The reason I don’t take pictures of the inside of my house is not because more often than not it’s messier than I’d prefer. Though clutter and prolonged disarray still drives me nuts at certain times, I’ve mostly gotten used to things like an extra old and needing tuned piano sitting in the living room from someone giving us one before moving. I don’t like taking pictures inside because most of the time the lighting looks dingy to me.
Come evening though, the sunset fixes this. For about a half an hour in the pre-dusk time frame, the light is far enough down to make into the northwest facing window. At the same time the sun is still high enough to light up the trees on the other side of the house.

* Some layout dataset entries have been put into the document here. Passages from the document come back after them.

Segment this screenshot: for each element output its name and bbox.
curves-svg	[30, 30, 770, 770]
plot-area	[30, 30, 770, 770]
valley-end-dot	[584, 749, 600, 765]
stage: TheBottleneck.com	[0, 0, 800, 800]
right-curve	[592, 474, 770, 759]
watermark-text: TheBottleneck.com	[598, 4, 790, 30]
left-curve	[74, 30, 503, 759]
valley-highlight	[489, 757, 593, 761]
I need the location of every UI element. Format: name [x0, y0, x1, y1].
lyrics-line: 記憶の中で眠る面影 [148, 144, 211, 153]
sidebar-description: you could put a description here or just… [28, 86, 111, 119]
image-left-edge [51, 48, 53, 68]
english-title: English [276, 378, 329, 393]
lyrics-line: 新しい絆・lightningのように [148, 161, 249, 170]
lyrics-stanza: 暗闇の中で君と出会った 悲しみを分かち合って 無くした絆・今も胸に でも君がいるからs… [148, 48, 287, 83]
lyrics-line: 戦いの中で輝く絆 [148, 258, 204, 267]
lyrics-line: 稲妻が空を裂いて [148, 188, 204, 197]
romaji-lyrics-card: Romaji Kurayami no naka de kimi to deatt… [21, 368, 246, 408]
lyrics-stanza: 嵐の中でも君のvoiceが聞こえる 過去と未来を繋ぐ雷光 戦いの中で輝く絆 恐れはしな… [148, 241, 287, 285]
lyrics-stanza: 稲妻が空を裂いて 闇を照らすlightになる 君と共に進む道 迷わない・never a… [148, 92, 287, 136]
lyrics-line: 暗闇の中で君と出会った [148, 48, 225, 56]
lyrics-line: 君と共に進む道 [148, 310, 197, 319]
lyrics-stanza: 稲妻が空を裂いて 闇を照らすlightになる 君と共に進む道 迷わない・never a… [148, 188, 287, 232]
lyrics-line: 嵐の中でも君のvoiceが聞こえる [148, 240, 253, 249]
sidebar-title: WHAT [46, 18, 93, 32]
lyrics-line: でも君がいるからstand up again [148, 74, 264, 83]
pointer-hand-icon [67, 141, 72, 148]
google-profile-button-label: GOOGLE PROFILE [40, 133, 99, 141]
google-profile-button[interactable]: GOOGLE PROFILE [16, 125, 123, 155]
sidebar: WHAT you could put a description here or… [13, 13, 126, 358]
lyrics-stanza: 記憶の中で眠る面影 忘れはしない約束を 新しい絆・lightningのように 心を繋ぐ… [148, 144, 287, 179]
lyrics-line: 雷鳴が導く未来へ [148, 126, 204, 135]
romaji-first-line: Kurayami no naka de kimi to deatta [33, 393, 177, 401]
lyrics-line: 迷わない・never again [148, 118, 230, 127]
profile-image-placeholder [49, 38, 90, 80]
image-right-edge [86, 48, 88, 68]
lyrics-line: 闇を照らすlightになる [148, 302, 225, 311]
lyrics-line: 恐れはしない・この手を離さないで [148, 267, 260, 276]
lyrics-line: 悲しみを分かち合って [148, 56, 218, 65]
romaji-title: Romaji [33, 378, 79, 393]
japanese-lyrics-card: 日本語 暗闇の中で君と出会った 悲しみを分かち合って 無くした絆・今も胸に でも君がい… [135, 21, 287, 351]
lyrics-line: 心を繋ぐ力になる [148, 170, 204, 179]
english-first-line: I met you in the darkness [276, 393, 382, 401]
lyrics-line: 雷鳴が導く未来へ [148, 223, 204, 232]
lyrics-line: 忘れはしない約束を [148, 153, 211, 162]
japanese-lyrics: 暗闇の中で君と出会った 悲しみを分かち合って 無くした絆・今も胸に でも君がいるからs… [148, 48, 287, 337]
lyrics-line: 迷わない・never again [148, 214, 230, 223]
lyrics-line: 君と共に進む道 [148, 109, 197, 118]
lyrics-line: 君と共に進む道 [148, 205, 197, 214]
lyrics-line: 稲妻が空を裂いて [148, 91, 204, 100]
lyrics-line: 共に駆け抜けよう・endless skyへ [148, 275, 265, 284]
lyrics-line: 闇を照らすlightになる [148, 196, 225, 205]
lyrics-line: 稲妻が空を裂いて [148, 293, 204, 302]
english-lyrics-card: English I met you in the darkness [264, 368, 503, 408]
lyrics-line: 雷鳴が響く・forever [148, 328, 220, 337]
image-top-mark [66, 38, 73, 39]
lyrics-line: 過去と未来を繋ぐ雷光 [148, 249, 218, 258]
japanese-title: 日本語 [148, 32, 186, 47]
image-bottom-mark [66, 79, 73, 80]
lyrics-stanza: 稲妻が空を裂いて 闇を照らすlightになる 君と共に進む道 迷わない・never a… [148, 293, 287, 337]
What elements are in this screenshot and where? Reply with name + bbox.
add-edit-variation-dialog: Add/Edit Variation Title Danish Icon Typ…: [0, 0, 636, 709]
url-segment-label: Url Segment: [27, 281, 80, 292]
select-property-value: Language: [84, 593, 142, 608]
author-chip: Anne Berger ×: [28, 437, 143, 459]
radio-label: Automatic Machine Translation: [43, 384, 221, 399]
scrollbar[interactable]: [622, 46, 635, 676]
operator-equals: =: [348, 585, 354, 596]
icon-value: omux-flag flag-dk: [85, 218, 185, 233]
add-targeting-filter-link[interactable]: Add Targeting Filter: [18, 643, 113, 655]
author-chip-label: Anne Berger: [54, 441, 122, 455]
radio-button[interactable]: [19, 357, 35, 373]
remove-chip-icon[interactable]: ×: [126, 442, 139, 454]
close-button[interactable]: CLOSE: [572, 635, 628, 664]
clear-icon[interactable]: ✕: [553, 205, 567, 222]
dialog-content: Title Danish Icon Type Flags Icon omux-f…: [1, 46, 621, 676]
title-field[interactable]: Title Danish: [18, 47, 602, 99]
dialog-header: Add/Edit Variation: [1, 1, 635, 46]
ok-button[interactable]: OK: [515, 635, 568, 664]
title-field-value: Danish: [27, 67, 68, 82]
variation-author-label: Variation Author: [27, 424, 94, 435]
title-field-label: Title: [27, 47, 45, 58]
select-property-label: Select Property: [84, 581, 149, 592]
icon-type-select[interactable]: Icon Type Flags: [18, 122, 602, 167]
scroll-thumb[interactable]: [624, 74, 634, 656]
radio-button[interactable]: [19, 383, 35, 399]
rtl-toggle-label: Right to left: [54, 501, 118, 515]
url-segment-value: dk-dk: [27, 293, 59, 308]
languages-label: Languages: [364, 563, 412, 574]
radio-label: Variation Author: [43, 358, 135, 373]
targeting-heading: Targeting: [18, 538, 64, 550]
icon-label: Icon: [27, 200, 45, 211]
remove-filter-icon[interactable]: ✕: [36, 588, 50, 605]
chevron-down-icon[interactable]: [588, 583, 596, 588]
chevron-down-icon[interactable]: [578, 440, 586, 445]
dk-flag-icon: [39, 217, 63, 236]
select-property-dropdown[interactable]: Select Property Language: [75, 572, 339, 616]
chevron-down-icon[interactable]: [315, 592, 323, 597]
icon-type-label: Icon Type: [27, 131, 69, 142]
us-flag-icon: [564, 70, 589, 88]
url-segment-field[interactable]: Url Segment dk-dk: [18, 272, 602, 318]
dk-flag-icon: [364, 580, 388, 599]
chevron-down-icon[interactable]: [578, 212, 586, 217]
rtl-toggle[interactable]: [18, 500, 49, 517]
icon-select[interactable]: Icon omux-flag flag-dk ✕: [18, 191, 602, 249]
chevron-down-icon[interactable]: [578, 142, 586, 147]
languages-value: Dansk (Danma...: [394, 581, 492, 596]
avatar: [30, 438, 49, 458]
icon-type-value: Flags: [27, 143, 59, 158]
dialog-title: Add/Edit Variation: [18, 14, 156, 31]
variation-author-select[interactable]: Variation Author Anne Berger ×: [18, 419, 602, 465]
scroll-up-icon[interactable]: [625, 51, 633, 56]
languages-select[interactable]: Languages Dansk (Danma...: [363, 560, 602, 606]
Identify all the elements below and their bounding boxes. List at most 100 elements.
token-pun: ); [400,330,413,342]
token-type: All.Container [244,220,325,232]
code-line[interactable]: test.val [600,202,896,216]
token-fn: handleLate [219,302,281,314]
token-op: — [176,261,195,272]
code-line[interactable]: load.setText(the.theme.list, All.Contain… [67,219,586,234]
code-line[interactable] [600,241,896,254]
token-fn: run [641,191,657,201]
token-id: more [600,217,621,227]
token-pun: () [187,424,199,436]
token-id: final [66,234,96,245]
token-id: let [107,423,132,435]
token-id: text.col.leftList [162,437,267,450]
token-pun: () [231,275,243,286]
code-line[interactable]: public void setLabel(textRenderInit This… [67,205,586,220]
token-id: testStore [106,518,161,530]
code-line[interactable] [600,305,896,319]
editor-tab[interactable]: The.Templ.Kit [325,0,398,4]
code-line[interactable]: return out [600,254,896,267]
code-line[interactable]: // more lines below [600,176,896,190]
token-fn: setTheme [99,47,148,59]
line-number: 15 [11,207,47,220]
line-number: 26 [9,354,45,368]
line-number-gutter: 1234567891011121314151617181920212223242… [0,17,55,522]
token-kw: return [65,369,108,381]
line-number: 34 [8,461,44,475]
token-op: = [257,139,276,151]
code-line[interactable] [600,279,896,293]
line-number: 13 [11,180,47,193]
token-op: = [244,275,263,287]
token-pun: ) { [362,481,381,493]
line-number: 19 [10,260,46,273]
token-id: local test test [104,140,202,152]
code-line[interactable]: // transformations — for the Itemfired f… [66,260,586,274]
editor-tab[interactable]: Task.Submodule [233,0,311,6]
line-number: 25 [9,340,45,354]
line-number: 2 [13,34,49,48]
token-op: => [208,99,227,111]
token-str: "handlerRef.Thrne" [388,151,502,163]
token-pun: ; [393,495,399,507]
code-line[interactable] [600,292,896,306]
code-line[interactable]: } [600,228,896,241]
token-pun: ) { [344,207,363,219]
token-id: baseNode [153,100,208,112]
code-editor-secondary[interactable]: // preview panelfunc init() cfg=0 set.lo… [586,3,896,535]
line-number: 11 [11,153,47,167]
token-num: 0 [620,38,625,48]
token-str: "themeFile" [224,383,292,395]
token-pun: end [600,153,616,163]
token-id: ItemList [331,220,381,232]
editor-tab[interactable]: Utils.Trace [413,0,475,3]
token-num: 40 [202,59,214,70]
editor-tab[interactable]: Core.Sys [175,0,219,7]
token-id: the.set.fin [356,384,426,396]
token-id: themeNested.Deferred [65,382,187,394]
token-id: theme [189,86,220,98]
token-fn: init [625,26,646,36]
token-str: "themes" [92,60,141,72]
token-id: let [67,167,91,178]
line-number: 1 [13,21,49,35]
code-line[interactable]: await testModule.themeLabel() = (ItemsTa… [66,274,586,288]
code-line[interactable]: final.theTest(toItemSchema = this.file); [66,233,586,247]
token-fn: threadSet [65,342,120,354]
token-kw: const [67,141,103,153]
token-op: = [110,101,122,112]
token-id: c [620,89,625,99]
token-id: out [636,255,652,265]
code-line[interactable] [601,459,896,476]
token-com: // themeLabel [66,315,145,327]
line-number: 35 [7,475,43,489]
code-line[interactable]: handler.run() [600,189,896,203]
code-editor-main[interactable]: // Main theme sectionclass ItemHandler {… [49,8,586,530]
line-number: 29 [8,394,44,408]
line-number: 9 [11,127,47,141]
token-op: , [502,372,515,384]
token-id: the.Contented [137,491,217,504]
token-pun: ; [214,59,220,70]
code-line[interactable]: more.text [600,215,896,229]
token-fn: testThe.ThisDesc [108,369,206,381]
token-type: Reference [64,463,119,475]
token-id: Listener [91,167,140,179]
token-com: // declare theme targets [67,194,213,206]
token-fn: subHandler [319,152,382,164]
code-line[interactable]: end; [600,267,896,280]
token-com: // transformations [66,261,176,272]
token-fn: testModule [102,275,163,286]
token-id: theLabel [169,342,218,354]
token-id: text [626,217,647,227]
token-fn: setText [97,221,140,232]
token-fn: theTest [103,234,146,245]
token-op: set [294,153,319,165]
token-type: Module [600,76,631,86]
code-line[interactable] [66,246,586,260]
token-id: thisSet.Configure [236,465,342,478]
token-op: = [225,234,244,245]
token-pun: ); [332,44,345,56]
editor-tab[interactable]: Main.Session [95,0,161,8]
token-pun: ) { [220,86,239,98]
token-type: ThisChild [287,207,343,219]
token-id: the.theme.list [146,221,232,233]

It was during this time when I sat down, and thoughtlessly stared out of both of the side windows. Dad and the kids were gone for the evening at a family supper. I normally go to the family gatherings, but tonight I asked to stay home and be alone, to be able to work on sorting and cleaning in the quiet time and space.
I stared out the windows until the thoughts came back. When they did, I picked up the book beside me and opened to a picture of ginger on a cutting board. It came from a book that I’d bought for my daughter for our first full school year of homeschooling. I’d picked out books, or “electives”, for each of the older kids, with each book containing way more pages and projects than I could ever individually get to with each of the children in a year. Though they didn’t get used in the way I imagined, they do get used, and even used by the kids. Though always somewhat tainted with the stain of pain and longing, it still brings me joy to sit down and look at them.
When I got up from the couch I got down on the floor and started sorting papers and last year’s school books, making piles of books I’m still keeping and old used workbooks that can now be stacked and thrown away. I came across an envelope that my aunt had sent me from a time when she too had been sorting through stuff. In the envelope were pictures that I didn’t know what to do with either. There was also a funny thank-you note from me and my sisters for a time when she’d taken us all to Cape Cod. We thanked her for the trip, but most memorable apparently, were the late night talks we’d had in the motel. I’d forgotten that two big things I’d learned from her on that trip were “happiness is a choice” and “don’t sweat the small stuff”.
I remember thinking my aunt’s advice always sounded so secular. Weren’t we all supposed to be trusting in the Lord or casting all of our cares on Jesus? I have always struggled to like the word “choice”, as it implies we have control over things in a world where there are way too many things that are out of our control. It seems to me now like the perfect advice. Not only does the small stuff often bring happiness, I like it that happiness isn’t just something we can want but not have, but something we can choose.